Sermaye Pazara Çıkıyor
Sermayenin önündeki son engel, bir ürün ya da hizmetin pazara çıkarıldığında alıcı bulup bulamayacağı sorusu. Büyük insan gruplarının isteklerini, ihtiyaçlarını ve arzularını "oluşturmak" için büyük bir çaba harcanıyor. Ancak bunu reklam sektörü tek başına başaramaz. Asıl önemli olan, sürdürülebilmesi için belli bir ürün ve hizmetler topluluğuna gereksinme duyan bir günlük hayatın koşullarının oluşturulmasıdır. Söz konusu olan sadece arabalar, evler, benzin, yollar ve alışveriş merkezleri değil, aynı zamanda çim biçme makinaları, buzdolapları, klimalar, perdeler, mobilyalar, elektronik cihazlar ve tüm bunların bakımıdır. Banliyö hayatı pek çok isteği ihtiyaca dönüştürerek sonsuz sermaye birikimi için alan yaratmıştır. Tüketicinin ruh hali ve güveni, kapitalizmin sürdürülebilmesi için hayati önemdedir.

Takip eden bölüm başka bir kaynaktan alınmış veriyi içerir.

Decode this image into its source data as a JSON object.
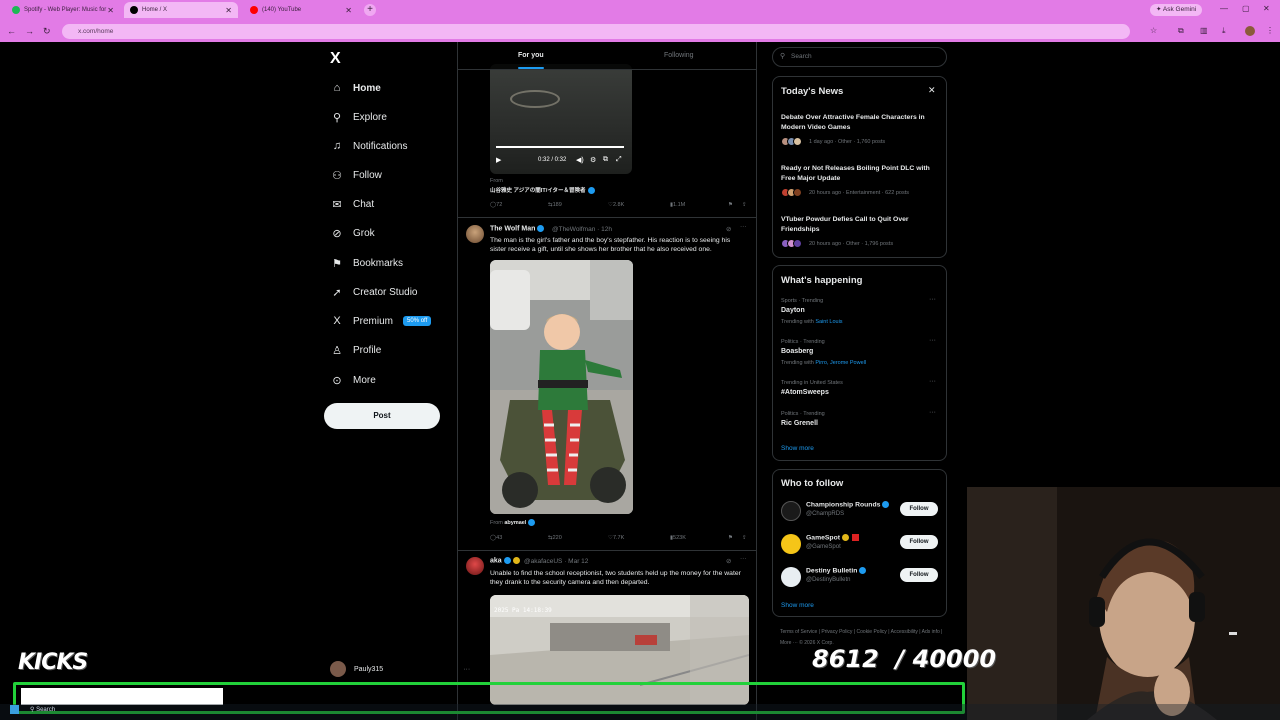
{
  "browser": {
    "tabs": [
      {
        "title": "Spotify - Web Player: Music for",
        "color": "#1db954"
      },
      {
        "title": "Home / X",
        "color": "#000000"
      },
      {
        "title": "(140) YouTube",
        "color": "#ff0000"
      }
    ],
    "ask_gemini": "Ask Gemini",
    "url": "x.com/home"
  },
  "sidebar": {
    "logo": "X",
    "items": [
      {
        "label": "Home",
        "icon": "home-icon",
        "glyph": "⌂"
      },
      {
        "label": "Explore",
        "icon": "search-icon",
        "glyph": "⚲"
      },
      {
        "label": "Notifications",
        "icon": "bell-icon",
        "glyph": "🔔"
      },
      {
        "label": "Follow",
        "icon": "follow-icon",
        "glyph": "⚇"
      },
      {
        "label": "Chat",
        "icon": "chat-icon",
        "glyph": "✉"
      },
      {
        "label": "Grok",
        "icon": "grok-icon",
        "glyph": "⊘"
      },
      {
        "label": "Bookmarks",
        "icon": "bookmark-icon",
        "glyph": "⚑"
      },
      {
        "label": "Creator Studio",
        "icon": "rocket-icon",
        "glyph": "➚"
      },
      {
        "label": "Premium",
        "icon": "x-premium-icon",
        "glyph": "X",
        "badge": "50% off"
      },
      {
        "label": "Profile",
        "icon": "profile-icon",
        "glyph": "⚲"
      },
      {
        "label": "More",
        "icon": "more-circle-icon",
        "glyph": "⊙"
      }
    ],
    "post_label": "Post",
    "account_name": "Pauly315"
  },
  "feed": {
    "tabs": [
      "For you",
      "Following"
    ],
    "tweet0": {
      "time_display": "0:32 / 0:32",
      "from_label": "From",
      "from_source": "山谷雅史 アジアの闇IT/イター＆冒険者",
      "stats": [
        "72",
        "189",
        "2.8K",
        "1.1M"
      ]
    },
    "tweet1": {
      "name": "The Wolf Man",
      "handle": "@TheWolfman · 12h",
      "text": "The man is the girl's father and the boy's stepfather. His reaction is to seeing his sister receive a gift, until she shows her brother that he also received one.",
      "from_label": "From",
      "from_source": "abymael",
      "stats": [
        "43",
        "220",
        "7.7K",
        "523K"
      ]
    },
    "tweet2": {
      "name": "aka",
      "handle": "@akafaceUS · Mar 12",
      "text": "Unable to find the school receptionist, two students held up the money for the water they drank to the security camera and then departed.",
      "cam_stamp": "2025 Pa  14:18:39"
    }
  },
  "right": {
    "search_placeholder": "Search",
    "news": {
      "title": "Today's News",
      "items": [
        {
          "headline": "Debate Over Attractive Female Characters in Modern Video Games",
          "meta": "1 day ago · Other · 1,760 posts"
        },
        {
          "headline": "Ready or Not Releases Boiling Point DLC with Free Major Update",
          "meta": "20 hours ago · Entertainment · 622 posts"
        },
        {
          "headline": "VTuber Powdur Defies Call to Quit Over Friendships",
          "meta": "20 hours ago · Other · 1,796 posts"
        }
      ]
    },
    "happening": {
      "title": "What's happening",
      "items": [
        {
          "meta": "Sports · Trending",
          "name": "Dayton",
          "with": "Trending with",
          "with_names": "Saint Louis"
        },
        {
          "meta": "Politics · Trending",
          "name": "Boasberg",
          "with": "Trending with",
          "with_names": "Pirro, Jerome Powell"
        },
        {
          "meta": "Trending in United States",
          "name": "#AtomSweeps",
          "with": "",
          "with_names": ""
        },
        {
          "meta": "Politics · Trending",
          "name": "Ric Grenell",
          "with": "",
          "with_names": ""
        }
      ],
      "show_more": "Show more"
    },
    "who_to_follow": {
      "title": "Who to follow",
      "items": [
        {
          "name": "Championship Rounds",
          "handle": "@ChampRDS",
          "avatar_color": "#1a1a1a"
        },
        {
          "name": "GameSpot",
          "handle": "@GameSpot",
          "avatar_color": "#f5c518"
        },
        {
          "name": "Destiny Bulletin",
          "handle": "@DestinyBulletn",
          "avatar_color": "#e8eef2"
        }
      ],
      "follow_label": "Follow",
      "show_more": "Show more"
    },
    "footer": [
      "Terms of Service",
      "Privacy Policy",
      "Cookie Policy",
      "Accessibility",
      "Ads info",
      "More ···",
      "© 2026 X Corp."
    ]
  },
  "overlay": {
    "kicks_label": "KICKS",
    "kicks_count": "8612  / 40000",
    "kicks_progress": 0.2153,
    "taskbar_search": "Search"
  }
}
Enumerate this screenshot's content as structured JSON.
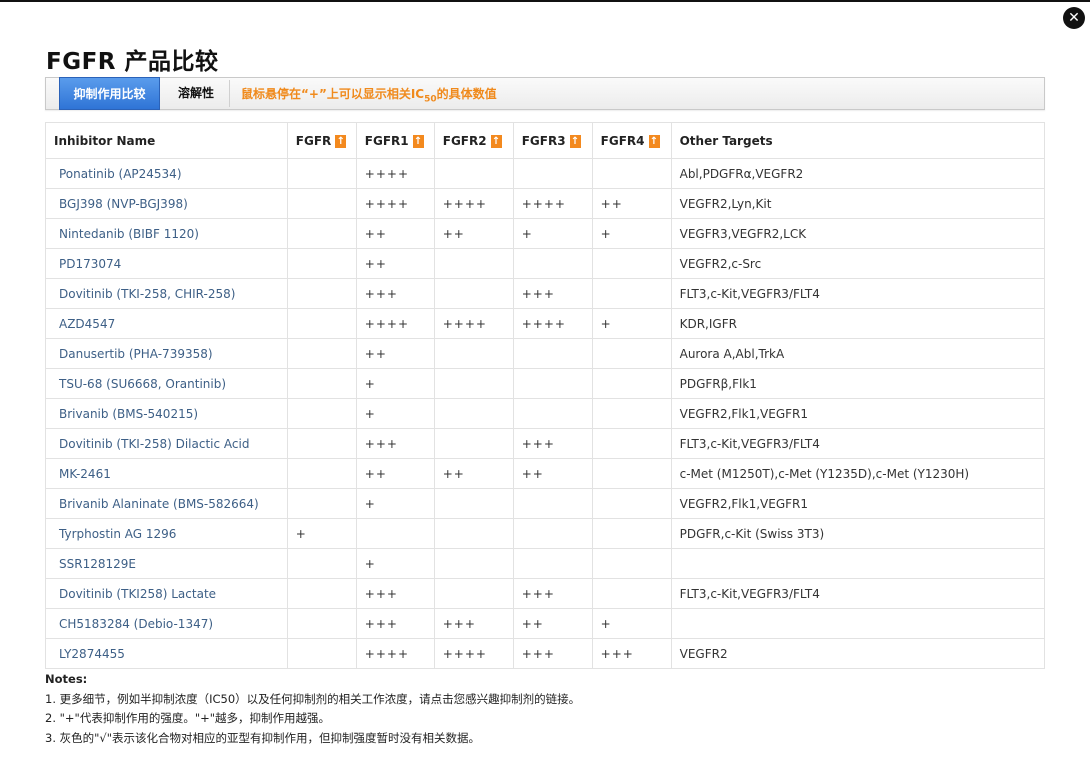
{
  "title": "FGFR 产品比较",
  "close_glyph": "✕",
  "tabs": {
    "active": "抑制作用比较",
    "solubility": "溶解性",
    "hint_prefix": "鼠标悬停在“+”上可以显示相关IC",
    "hint_sub": "50",
    "hint_suffix": "的具体数值"
  },
  "sort_glyph": "↑",
  "table": {
    "headers": [
      "Inhibitor Name",
      "FGFR",
      "FGFR1",
      "FGFR2",
      "FGFR3",
      "FGFR4",
      "Other Targets"
    ],
    "rows": [
      {
        "name": "Ponatinib (AP24534)",
        "fgfr": "",
        "fgfr1": "++++",
        "fgfr2": "",
        "fgfr3": "",
        "fgfr4": "",
        "other": "Abl,PDGFRα,VEGFR2"
      },
      {
        "name": "BGJ398 (NVP-BGJ398)",
        "fgfr": "",
        "fgfr1": "++++",
        "fgfr2": "++++",
        "fgfr3": "++++",
        "fgfr4": "++",
        "other": "VEGFR2,Lyn,Kit"
      },
      {
        "name": "Nintedanib (BIBF 1120)",
        "fgfr": "",
        "fgfr1": "++",
        "fgfr2": "++",
        "fgfr3": "+",
        "fgfr4": "+",
        "other": "VEGFR3,VEGFR2,LCK"
      },
      {
        "name": "PD173074",
        "fgfr": "",
        "fgfr1": "++",
        "fgfr2": "",
        "fgfr3": "",
        "fgfr4": "",
        "other": "VEGFR2,c-Src"
      },
      {
        "name": "Dovitinib (TKI-258, CHIR-258)",
        "fgfr": "",
        "fgfr1": "+++",
        "fgfr2": "",
        "fgfr3": "+++",
        "fgfr4": "",
        "other": "FLT3,c-Kit,VEGFR3/FLT4"
      },
      {
        "name": "AZD4547",
        "fgfr": "",
        "fgfr1": "++++",
        "fgfr2": "++++",
        "fgfr3": "++++",
        "fgfr4": "+",
        "other": "KDR,IGFR"
      },
      {
        "name": "Danusertib (PHA-739358)",
        "fgfr": "",
        "fgfr1": "++",
        "fgfr2": "",
        "fgfr3": "",
        "fgfr4": "",
        "other": "Aurora A,Abl,TrkA"
      },
      {
        "name": "TSU-68 (SU6668, Orantinib)",
        "fgfr": "",
        "fgfr1": "+",
        "fgfr2": "",
        "fgfr3": "",
        "fgfr4": "",
        "other": "PDGFRβ,Flk1"
      },
      {
        "name": "Brivanib (BMS-540215)",
        "fgfr": "",
        "fgfr1": "+",
        "fgfr2": "",
        "fgfr3": "",
        "fgfr4": "",
        "other": "VEGFR2,Flk1,VEGFR1"
      },
      {
        "name": "Dovitinib (TKI-258) Dilactic Acid",
        "fgfr": "",
        "fgfr1": "+++",
        "fgfr2": "",
        "fgfr3": "+++",
        "fgfr4": "",
        "other": "FLT3,c-Kit,VEGFR3/FLT4"
      },
      {
        "name": "MK-2461",
        "fgfr": "",
        "fgfr1": "++",
        "fgfr2": "++",
        "fgfr3": "++",
        "fgfr4": "",
        "other": "c-Met (M1250T),c-Met (Y1235D),c-Met (Y1230H)"
      },
      {
        "name": "Brivanib Alaninate (BMS-582664)",
        "fgfr": "",
        "fgfr1": "+",
        "fgfr2": "",
        "fgfr3": "",
        "fgfr4": "",
        "other": "VEGFR2,Flk1,VEGFR1"
      },
      {
        "name": "Tyrphostin AG 1296",
        "fgfr": "+",
        "fgfr1": "",
        "fgfr2": "",
        "fgfr3": "",
        "fgfr4": "",
        "other": "PDGFR,c-Kit (Swiss 3T3)"
      },
      {
        "name": "SSR128129E",
        "fgfr": "",
        "fgfr1": "+",
        "fgfr2": "",
        "fgfr3": "",
        "fgfr4": "",
        "other": ""
      },
      {
        "name": "Dovitinib (TKI258) Lactate",
        "fgfr": "",
        "fgfr1": "+++",
        "fgfr2": "",
        "fgfr3": "+++",
        "fgfr4": "",
        "other": "FLT3,c-Kit,VEGFR3/FLT4"
      },
      {
        "name": "CH5183284 (Debio-1347)",
        "fgfr": "",
        "fgfr1": "+++",
        "fgfr2": "+++",
        "fgfr3": "++",
        "fgfr4": "+",
        "other": ""
      },
      {
        "name": "LY2874455",
        "fgfr": "",
        "fgfr1": "++++",
        "fgfr2": "++++",
        "fgfr3": "+++",
        "fgfr4": "+++",
        "other": "VEGFR2"
      }
    ]
  },
  "notes": {
    "title": "Notes:",
    "items": [
      "1. 更多细节，例如半抑制浓度（IC50）以及任何抑制剂的相关工作浓度，请点击您感兴趣抑制剂的链接。",
      "2. \"+\"代表抑制作用的强度。\"+\"越多，抑制作用越强。",
      "3. 灰色的\"√\"表示该化合物对相应的亚型有抑制作用，但抑制强度暂时没有相关数据。"
    ]
  },
  "colors": {
    "accent_tab": "#2f74d6",
    "hint_orange": "#f08a1c",
    "link_blue": "#3d5f86",
    "sort_icon": "#f3891e"
  }
}
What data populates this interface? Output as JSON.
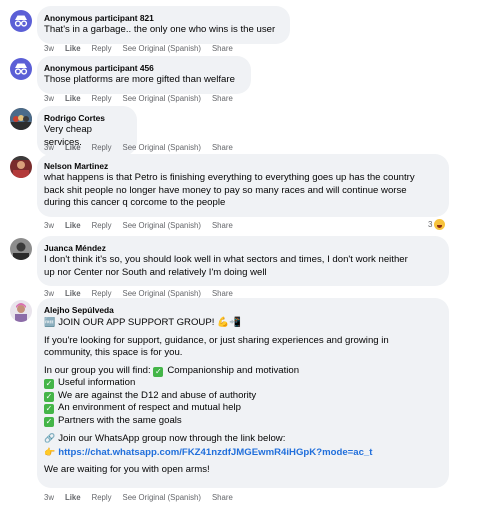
{
  "actions": {
    "time": "3w",
    "like": "Like",
    "reply": "Reply",
    "see_original": "See Original (Spanish)",
    "share": "Share"
  },
  "comments": [
    {
      "author": "Anonymous participant 821",
      "avatar": "anonymous-avatar",
      "lines": [
        "That's in a garbage.. the only one who wins is the user"
      ]
    },
    {
      "author": "Anonymous participant 456",
      "avatar": "anonymous-avatar",
      "lines": [
        "Those platforms are more gifted than welfare"
      ]
    },
    {
      "author": "Rodrigo Cortes",
      "avatar": "profile-photo",
      "lines": [
        "Very cheap services."
      ]
    },
    {
      "author": "Nelson Martinez",
      "avatar": "profile-photo",
      "lines": [
        "what happens is that Petro is finishing everything to everything goes up has the country",
        "back shit people no longer have money to pay so many races and will continue worse",
        "during this cancer q corcome to the people"
      ],
      "reaction_count": "3"
    },
    {
      "author": "Juanca Méndez",
      "avatar": "profile-photo",
      "lines": [
        "I don't think it's so, you should look well in what sectors and times, I don't work neither",
        "up nor Center nor South and relatively I'm doing well"
      ]
    },
    {
      "author": "Alejho Sepúlveda",
      "avatar": "profile-photo",
      "post": {
        "heading": "JOIN OUR APP SUPPORT GROUP!",
        "intro_1": "If you're looking for support, guidance, or just sharing experiences and growing in",
        "intro_2": "community, this space is for you.",
        "find_label": "In our group you will find:",
        "items": [
          "Companionship and motivation",
          "Useful information",
          "We are against the D12 and abuse of authority",
          "An environment of respect and mutual help",
          "Partners with the same goals"
        ],
        "whatsapp_text": "Join our WhatsApp group now through the link below:",
        "link": "https://chat.whatsapp.com/FKZ41nzdfJMGEwmR4iHGpK?mode=ac_t",
        "closing": "We are waiting for you with open arms!"
      }
    }
  ],
  "colors": {
    "bubble": "#f0f2f5",
    "meta_text": "#65676b",
    "link": "#216fdb",
    "anon_avatar": "#5b5fd6",
    "check": "#44b548"
  }
}
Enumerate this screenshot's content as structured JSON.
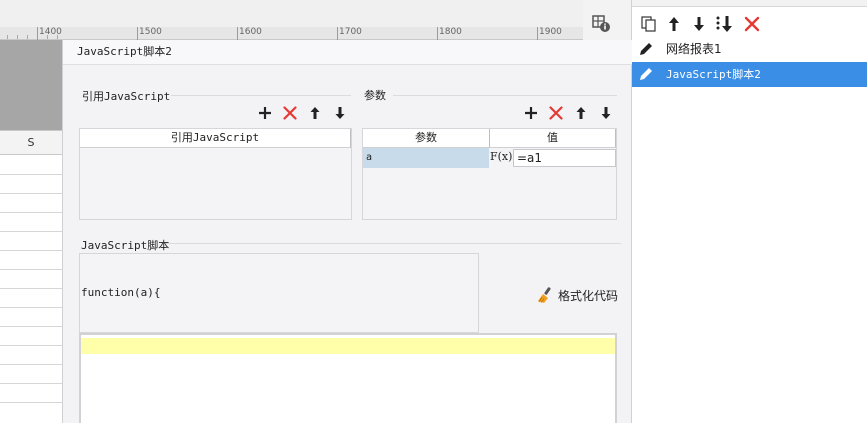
{
  "ruler": {
    "labels": [
      "1400",
      "1500",
      "1600",
      "1700",
      "1800",
      "1900"
    ]
  },
  "sheet": {
    "column_header": "S"
  },
  "dialog": {
    "title": "JavaScript脚本2",
    "ref_section": {
      "title": "引用JavaScript",
      "column_header": "引用JavaScript",
      "toolbar_icons": [
        "plus-icon",
        "delete-x-icon",
        "arrow-up-icon",
        "arrow-down-icon"
      ]
    },
    "param_section": {
      "title": "参数",
      "columns": [
        "参数",
        "值"
      ],
      "rows": [
        {
          "name": "a",
          "formula_button": "F(x)",
          "value": "=a1"
        }
      ],
      "toolbar_icons": [
        "plus-icon",
        "delete-x-icon",
        "arrow-up-icon",
        "arrow-down-icon"
      ]
    },
    "script_section": {
      "title": "JavaScript脚本",
      "preview": "function(a){",
      "format_button": "格式化代码",
      "editor_value": ""
    }
  },
  "right_panel": {
    "toolbar_icons": [
      "copy-icon",
      "arrow-up-icon",
      "arrow-down-icon",
      "move-down-icon",
      "delete-x-icon"
    ],
    "items": [
      {
        "label": "网络报表1",
        "selected": false
      },
      {
        "label": "JavaScript脚本2",
        "selected": true
      }
    ]
  },
  "colors": {
    "selection_blue": "#3a8ee6",
    "delete_red": "#e53935",
    "param_cell": "#c7dbea",
    "editor_line": "#ffffaa"
  }
}
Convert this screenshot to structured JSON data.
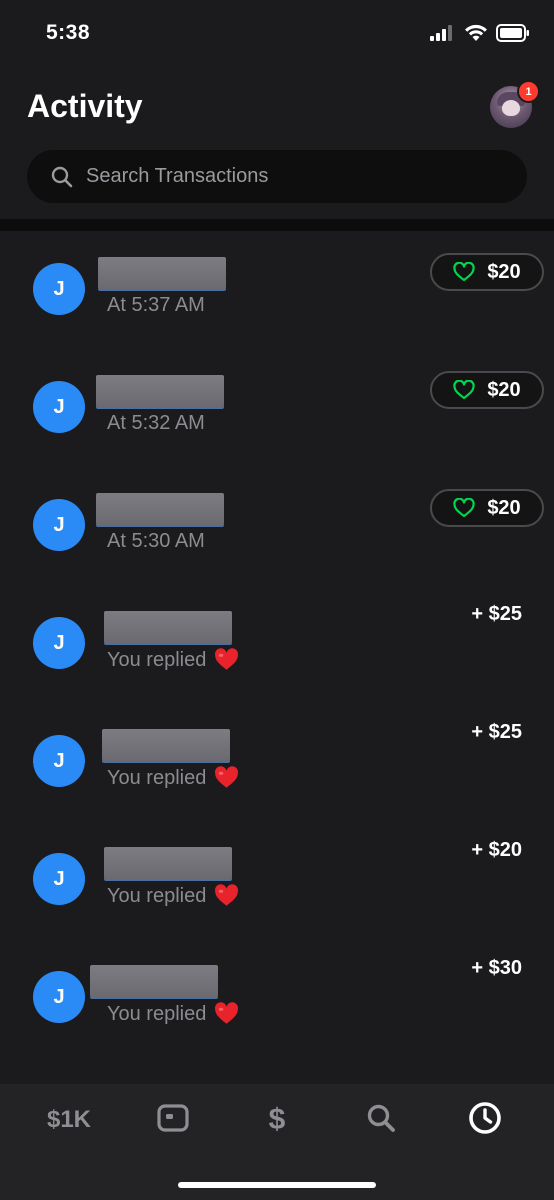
{
  "status_bar": {
    "time": "5:38"
  },
  "header": {
    "title": "Activity",
    "notification_count": "1"
  },
  "search": {
    "placeholder": "Search Transactions"
  },
  "transactions": [
    {
      "avatar_letter": "J",
      "subtitle": "At 5:37 AM",
      "amount": "$20",
      "style": "pill"
    },
    {
      "avatar_letter": "J",
      "subtitle": "At 5:32 AM",
      "amount": "$20",
      "style": "pill"
    },
    {
      "avatar_letter": "J",
      "subtitle": "At 5:30 AM",
      "amount": "$20",
      "style": "pill"
    },
    {
      "avatar_letter": "J",
      "subtitle": "You replied",
      "amount": "+ $25",
      "style": "plain"
    },
    {
      "avatar_letter": "J",
      "subtitle": "You replied",
      "amount": "+ $25",
      "style": "plain"
    },
    {
      "avatar_letter": "J",
      "subtitle": "You replied",
      "amount": "+ $20",
      "style": "plain"
    },
    {
      "avatar_letter": "J",
      "subtitle": "You replied",
      "amount": "+ $30",
      "style": "plain"
    }
  ],
  "bottom_nav": {
    "balance_label": "$1K",
    "pay_label": "$"
  },
  "colors": {
    "background": "#1b1b1d",
    "avatar_blue": "#2a8af6",
    "heart_green": "#00d64f",
    "badge_red": "#ff3b30"
  },
  "icons": [
    "signal-icon",
    "wifi-icon",
    "battery-icon",
    "search-icon",
    "heart-outline-icon",
    "red-heart-emoji-icon",
    "card-icon",
    "search-nav-icon",
    "clock-icon"
  ]
}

Düşük maaşlar nedeniyle iç talebin yeterli olmadığı yerde sömürgeleşme gibi yöntemlerle dış pazarları kontrol etmek, talep yaratmak için önemli bir çıkış yolu oldu. Ancak 1970'lerden bu yana bu gittikçe daha zor hale geldi. Artık Çin ekonomisi, Amerika'daki talep sayesinde ayakta duruyor. Talep probleminin bir başka çözümü ise fazla üretimin kapitalistlerce yeniden yatırıma dönüştürülmesi. Yani üretim çalışanların tüketimi, kapitalistlerin kişisel tüketimi ve kapitalistlerin yapacağı yeni yatırımlarda kullanılıyor.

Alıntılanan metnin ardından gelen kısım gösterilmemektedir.